On Sat, Oct 24, 2020 at 02:01:30PM +0300, Topi Miettinen wrote:
On 23.10.2020 12.02, Catalin Marinas wrote:
On Thu, Oct 22, 2020 at 01:02:18PM -0700, Kees Cook wrote:
Regardless, it makes sense to me to have the kernel load the executable[...]
itself with BTI enabled by default. I prefer gaining Catalin's suggested
patch[2]. :)
[2] https://lore.kernel.org/linux-arm-kernel/20201022093104.GB1229@gaia/
I think I first heard the idea at Mark R ;).
It still needs glibc changes to avoid the mprotect(), or at least ignore
the error. Since this is an ABI change and we don't know which kernels
would have it backported, maybe better to still issue the mprotect() but
ignore the failure.
What about kernel adding an auxiliary vector as a flag to indicate that BTI
is supported and recommended by the kernel? Then dynamic loader could use
that to detect that a) the main executable is BTI protected and there's no
need to mprotect() it and b) PROT_BTI flag should be added to all PROT_EXEC
pages.
We could add a bit to AT_FLAGS, it's always been 0 for Linux.

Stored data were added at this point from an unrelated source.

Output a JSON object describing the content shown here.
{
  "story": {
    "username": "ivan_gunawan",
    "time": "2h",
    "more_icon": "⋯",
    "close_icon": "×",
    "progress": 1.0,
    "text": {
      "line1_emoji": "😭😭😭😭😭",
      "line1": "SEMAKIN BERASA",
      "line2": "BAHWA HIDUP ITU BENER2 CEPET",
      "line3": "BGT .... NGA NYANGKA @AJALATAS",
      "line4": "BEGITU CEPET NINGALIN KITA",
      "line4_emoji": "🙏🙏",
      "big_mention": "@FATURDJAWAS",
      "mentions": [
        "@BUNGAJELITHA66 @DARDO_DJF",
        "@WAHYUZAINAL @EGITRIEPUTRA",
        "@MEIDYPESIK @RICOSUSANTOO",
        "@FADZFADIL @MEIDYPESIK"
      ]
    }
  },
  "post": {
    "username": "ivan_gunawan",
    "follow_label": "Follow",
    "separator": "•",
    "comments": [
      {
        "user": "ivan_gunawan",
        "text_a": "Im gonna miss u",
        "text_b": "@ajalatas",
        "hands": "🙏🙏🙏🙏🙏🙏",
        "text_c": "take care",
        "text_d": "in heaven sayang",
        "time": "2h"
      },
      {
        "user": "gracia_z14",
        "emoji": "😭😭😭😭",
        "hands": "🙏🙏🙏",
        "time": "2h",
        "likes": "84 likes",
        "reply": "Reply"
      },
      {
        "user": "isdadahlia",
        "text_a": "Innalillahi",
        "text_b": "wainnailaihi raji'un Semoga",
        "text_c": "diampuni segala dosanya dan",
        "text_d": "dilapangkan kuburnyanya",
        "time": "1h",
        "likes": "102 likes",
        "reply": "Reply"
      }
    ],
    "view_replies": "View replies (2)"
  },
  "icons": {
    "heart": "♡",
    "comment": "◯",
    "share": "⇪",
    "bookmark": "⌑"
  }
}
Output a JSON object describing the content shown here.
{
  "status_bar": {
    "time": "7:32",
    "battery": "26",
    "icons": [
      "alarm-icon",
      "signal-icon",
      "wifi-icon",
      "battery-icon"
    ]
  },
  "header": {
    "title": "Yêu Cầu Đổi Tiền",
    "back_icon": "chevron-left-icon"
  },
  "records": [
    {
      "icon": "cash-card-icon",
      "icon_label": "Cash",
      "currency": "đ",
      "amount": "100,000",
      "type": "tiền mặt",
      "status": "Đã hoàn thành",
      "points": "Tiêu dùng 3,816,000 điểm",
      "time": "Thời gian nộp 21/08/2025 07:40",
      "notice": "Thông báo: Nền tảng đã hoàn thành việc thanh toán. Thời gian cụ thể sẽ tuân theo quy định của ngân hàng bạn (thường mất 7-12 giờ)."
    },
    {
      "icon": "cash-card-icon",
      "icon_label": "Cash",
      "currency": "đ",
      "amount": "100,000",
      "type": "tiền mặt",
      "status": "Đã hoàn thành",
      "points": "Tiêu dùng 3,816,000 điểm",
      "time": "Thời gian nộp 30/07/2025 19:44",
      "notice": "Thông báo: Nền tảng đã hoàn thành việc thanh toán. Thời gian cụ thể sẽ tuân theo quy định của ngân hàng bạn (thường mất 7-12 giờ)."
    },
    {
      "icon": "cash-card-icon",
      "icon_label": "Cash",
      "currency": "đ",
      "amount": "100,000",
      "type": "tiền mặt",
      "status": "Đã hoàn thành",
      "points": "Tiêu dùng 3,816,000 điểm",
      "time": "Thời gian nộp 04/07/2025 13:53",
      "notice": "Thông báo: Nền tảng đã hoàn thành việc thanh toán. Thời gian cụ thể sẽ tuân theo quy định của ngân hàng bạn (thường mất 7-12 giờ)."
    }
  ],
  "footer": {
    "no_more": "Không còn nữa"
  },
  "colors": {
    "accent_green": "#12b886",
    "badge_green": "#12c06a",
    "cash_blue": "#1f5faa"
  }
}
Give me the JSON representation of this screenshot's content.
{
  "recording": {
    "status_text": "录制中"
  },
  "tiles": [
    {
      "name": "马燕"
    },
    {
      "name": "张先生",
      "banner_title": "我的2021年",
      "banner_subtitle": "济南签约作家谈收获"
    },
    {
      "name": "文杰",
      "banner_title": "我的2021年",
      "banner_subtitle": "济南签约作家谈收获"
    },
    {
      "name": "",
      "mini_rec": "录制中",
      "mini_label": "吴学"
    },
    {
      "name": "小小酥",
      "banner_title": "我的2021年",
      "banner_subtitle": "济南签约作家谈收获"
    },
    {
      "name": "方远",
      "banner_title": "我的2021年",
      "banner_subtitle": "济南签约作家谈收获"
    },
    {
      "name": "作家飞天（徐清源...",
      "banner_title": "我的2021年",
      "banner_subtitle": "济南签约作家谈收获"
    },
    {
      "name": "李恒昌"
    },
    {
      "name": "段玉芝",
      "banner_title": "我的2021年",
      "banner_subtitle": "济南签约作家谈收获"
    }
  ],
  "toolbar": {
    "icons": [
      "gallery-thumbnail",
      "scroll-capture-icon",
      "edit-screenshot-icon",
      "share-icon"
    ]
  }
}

In absence of the vector, the dynamic loader might choose to skip doing
PROT_BTI at all (since the main executable isn't protected anyway either, or
maybe even the kernel is up-to-date but it knows that it's not recommended
for some reason, or maybe the kernel is so ancient that it doesn't know
about BTI). Optionally it could still read the flag from ELF later (for
compatibility with old kernels) and then do the mprotect() dance, which may
trip seccomp filters, possibly fatally.
I think the safest is for the dynamic loader to issue an mprotect() and
ignore the EPERM error. Not all user deployments have this seccomp
filter, so they can still benefit, and user can't tell whether the
kernel change has been backported.
Now, if the dynamic loader silently ignores the mprotect() failure on
the main executable, is there much value in exposing a flag in the aux
vectors? It saves a few (one?) mprotect() calls but I don't think it
matters much. Anyway, I don't mind the flag.